Wednesday, October 12, 2011

Alone With...Thoughts

It can be a dangerous place to be...alone with your thoughts.  Most of the time, however, I look forward to these nights when it's just me and my thoughts.  As other things have crowded into my mind, I have kind of put the thoughts of the surgery on the back burner in my brain.  However, it's still there.  And I have been thinking about when it comes up.


I wasn't really prepared for the mixture of reactions that I received when I first began telling people of my decision for weight loss surgery.  I had only heard mainly positive things about the surgery and I've SEEN many positive things in the people I know who have had it.  I began hearing stories of complications and of weight gained back after so much was lost.  I began hearing tales of sugar-less diets and serious food restrictions.  And these things have settled in my mind a bit.  But only a bit.  The people who told me these things are people I love dearly and I value their opinions very much.  Even so...when it comes down to it, the decision has to be my own and it has to be something that I know I will be able to live with for the rest of my life.  So, I've come up with several "facts" for myself.

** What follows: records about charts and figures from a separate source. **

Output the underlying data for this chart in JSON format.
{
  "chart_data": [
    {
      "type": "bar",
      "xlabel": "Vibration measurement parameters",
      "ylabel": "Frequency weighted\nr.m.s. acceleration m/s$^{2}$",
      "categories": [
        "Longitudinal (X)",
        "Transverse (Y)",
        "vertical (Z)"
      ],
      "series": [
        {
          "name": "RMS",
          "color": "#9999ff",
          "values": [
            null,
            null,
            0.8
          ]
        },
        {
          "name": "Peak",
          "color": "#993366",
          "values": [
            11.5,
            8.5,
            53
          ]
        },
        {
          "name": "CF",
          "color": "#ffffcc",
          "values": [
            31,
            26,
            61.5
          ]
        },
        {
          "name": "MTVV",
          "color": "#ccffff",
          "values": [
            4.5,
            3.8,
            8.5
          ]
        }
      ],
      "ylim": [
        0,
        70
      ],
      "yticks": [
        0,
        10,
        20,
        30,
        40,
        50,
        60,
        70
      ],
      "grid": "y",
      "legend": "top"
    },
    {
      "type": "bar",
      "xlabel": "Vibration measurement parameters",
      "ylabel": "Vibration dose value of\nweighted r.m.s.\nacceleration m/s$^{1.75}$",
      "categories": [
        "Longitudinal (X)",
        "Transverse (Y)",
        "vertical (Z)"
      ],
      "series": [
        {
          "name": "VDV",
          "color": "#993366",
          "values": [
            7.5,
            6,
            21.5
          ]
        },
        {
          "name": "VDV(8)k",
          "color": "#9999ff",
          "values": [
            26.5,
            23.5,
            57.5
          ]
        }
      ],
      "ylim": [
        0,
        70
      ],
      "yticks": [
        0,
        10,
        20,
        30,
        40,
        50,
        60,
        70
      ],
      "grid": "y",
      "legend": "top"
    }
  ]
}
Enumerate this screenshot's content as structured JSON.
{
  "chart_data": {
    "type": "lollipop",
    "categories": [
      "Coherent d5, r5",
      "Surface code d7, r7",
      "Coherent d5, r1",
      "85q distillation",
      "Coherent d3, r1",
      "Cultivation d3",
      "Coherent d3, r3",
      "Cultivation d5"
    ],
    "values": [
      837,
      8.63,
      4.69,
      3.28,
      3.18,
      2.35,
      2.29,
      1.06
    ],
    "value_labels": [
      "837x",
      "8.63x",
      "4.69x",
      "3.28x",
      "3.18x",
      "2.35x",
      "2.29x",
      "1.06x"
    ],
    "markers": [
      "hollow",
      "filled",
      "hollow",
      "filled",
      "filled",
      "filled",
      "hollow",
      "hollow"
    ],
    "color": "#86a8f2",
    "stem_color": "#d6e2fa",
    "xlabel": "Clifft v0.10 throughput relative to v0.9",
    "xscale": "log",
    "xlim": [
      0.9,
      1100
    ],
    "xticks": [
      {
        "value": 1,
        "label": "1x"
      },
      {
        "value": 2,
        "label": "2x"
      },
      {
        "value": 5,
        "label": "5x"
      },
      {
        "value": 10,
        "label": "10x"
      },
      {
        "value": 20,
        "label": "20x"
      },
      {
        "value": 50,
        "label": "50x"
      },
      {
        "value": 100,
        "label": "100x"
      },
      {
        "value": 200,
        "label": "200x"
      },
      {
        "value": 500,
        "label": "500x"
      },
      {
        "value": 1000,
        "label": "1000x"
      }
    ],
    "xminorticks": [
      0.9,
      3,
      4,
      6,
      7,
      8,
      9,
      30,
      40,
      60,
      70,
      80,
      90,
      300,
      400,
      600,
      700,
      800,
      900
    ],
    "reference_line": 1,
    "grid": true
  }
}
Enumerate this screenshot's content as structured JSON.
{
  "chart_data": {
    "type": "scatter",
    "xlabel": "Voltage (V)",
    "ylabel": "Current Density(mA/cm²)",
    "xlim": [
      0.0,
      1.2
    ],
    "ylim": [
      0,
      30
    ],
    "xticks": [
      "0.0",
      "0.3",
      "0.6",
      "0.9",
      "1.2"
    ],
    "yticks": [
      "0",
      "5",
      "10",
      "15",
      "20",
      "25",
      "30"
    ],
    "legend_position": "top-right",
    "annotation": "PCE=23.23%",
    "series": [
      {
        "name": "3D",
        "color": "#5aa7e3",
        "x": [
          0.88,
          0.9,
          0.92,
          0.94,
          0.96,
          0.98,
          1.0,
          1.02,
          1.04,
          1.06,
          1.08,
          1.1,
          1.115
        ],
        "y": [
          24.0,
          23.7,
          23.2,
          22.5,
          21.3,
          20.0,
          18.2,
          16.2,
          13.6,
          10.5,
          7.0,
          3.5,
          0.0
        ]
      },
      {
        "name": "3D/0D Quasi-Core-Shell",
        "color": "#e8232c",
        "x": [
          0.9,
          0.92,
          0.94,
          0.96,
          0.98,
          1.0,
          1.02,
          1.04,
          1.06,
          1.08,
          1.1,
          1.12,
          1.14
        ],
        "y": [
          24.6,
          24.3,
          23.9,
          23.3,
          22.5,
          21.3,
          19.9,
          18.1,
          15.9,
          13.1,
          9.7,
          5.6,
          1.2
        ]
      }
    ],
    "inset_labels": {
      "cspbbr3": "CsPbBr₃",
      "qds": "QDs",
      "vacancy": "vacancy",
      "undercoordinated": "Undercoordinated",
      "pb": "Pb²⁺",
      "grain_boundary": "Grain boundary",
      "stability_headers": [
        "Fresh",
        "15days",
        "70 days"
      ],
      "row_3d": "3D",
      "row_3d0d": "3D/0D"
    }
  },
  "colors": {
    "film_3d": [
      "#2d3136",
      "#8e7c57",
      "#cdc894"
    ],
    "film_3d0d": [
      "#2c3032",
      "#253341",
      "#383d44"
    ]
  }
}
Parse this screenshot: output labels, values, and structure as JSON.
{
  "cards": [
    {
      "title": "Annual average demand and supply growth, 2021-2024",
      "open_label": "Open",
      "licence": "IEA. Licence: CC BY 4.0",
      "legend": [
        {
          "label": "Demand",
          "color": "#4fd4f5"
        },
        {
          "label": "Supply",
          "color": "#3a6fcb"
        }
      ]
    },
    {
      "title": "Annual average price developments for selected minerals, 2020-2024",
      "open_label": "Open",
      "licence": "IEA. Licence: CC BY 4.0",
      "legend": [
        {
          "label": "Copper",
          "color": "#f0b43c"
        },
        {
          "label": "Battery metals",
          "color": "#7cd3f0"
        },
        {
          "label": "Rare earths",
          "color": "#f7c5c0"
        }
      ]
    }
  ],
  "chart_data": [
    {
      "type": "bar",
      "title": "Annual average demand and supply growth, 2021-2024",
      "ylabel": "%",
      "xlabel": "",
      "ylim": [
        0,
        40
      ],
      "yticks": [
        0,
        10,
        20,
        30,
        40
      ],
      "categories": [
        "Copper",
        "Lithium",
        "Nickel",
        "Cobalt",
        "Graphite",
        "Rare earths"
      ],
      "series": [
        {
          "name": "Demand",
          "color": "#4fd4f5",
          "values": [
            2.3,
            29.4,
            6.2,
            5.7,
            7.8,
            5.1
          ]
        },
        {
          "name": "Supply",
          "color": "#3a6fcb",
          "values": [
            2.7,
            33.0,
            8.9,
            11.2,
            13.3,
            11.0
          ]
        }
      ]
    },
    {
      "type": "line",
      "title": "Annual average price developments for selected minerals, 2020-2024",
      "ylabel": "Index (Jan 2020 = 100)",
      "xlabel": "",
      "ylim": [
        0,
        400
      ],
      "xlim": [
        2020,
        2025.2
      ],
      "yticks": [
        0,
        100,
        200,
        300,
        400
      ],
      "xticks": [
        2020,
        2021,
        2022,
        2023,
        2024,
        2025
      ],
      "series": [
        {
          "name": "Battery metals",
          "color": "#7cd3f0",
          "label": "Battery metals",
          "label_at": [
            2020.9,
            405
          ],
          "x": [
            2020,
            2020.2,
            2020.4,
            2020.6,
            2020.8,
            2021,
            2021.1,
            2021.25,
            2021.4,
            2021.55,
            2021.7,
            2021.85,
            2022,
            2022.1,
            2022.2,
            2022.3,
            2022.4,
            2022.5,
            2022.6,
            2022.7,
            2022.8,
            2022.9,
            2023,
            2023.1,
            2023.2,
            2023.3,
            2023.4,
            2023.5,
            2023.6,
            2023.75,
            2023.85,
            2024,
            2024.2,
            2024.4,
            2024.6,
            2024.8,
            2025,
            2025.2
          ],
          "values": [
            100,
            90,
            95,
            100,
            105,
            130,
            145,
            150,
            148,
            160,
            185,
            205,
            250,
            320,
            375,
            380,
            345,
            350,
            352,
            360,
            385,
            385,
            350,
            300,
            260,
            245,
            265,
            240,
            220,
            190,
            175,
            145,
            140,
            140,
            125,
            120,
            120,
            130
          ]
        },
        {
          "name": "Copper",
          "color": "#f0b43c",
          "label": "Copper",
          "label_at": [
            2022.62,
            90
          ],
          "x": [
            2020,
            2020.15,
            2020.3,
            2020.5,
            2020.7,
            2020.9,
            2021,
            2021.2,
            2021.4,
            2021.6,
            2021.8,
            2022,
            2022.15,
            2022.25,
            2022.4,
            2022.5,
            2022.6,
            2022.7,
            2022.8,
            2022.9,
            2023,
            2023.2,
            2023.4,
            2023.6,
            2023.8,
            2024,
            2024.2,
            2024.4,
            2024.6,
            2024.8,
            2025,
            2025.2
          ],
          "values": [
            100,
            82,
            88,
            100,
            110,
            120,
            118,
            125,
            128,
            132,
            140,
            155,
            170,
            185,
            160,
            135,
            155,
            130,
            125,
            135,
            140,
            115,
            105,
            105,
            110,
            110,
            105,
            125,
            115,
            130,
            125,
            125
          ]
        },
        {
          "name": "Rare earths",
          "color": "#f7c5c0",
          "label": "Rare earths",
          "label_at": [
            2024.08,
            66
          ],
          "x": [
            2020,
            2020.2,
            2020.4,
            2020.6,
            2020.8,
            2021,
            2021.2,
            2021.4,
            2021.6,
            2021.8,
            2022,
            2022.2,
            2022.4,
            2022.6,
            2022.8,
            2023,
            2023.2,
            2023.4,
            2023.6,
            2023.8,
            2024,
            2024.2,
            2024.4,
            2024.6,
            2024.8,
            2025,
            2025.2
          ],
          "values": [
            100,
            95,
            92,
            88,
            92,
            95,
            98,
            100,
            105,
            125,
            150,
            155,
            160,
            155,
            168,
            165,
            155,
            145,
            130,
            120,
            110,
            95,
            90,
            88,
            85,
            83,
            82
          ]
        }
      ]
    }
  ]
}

1.  Regarding the food restrictions...I have been heavy for most of my life.  The food I eat is mainly what got me to this place.  Of course I enjoy desserts (probably more than anyone I know, actually) and I will miss indulging in them on a "regular" basis.  But, that doesn't mean I won't be able to indulge.  I will have to indulge differently.  Someone I know who had the surgery offered me a sugar-less brownie the other day and it was delicious.  I could eat that in place of my regular sweets.  I'm sure there are many things that I can substitute for the Resee's Peanut Butter Cups I love so much.  But eating that way is what got me to where I am.  I don't want to be this weight anymore.  I want to be different and BETTER than I am now, physically.  Those things have to go anyway.  And it's going to take something drastic changing in my life in order for me to have the will power to put them down.  You can encourage me all day long.  I appreciate the encouragement.  But at the end of the day, I WILL hide in my van and eat something I shouldn't eat because I can.  I've lived with myself for 35 years.  I know me.  And I know what I'm capable of.


2.  Food isn't all it's cracked up to be.  I mean, sure it's great and some of it is REALLY great and it sustains us.  It is certainly a gift from God.  Especially those Resee's Cups.  But, it's not the be-all, end-all.  It's not GOD and it's not to be placed in such a place of importance in our lives.  Will I live if I never eat another Resee's Cup?  Yes, I will.  I will live BETTER.  Food (at times in the past) has become an "idol" of sorts in my life.  That's not something I'm proud of.  But it's the truth.  


3.  Regaining the weight back.  Dr. Alley said that people who regain the weight back are the people who don't stick to the diet/program.  They don't exercise and they don't eat right.  And they usually don't come to their appointments.  It makes sense that if you don't do what they tell you to do, you will suffer the consequences.  I don't intend for that to be me.  I'm not going through this just so I can end up looking bad again.  


4.  This is something that I have to do for myself.  I know many people might not understand it.  But that's because you're not ME.  I've given this a lot of thought for about a year now.  I can't begin to explain to you the pain that five herniated disks causes me at times.  I can't tell you how I wish just for one day that I had someone else's feet so that I could just walk without feeling pain.  That first step in the morning is so painful sometimes I just want to scream.  


This is just three of the "facts" I have come up with.  And it's getting later so my mind is getting foggier.  A family member who had the surgery told me that this is what she told people who tried to talk her out of having the surgery:  "I politely informed them that I was doing this for myself, and nobody could talk me out of it. Don't let anybody change your mind. Only you and 
your doctor should make the decision for your health."


I do hope that if you're reading this and you don't agree with me having the surgery that you understand that it IS my decision.  It is a decision I have made for myself.  And I intend to go through with it and have amazing results so that I can live a fuller life.  That is my ultimate goal.  It's not to go against anyone's advice or make anyone mad or do something really drastic.  It's to change my life.  I hope that makes sense and I hope that all of you that love me can respect that and come along side me as I continue in this journey.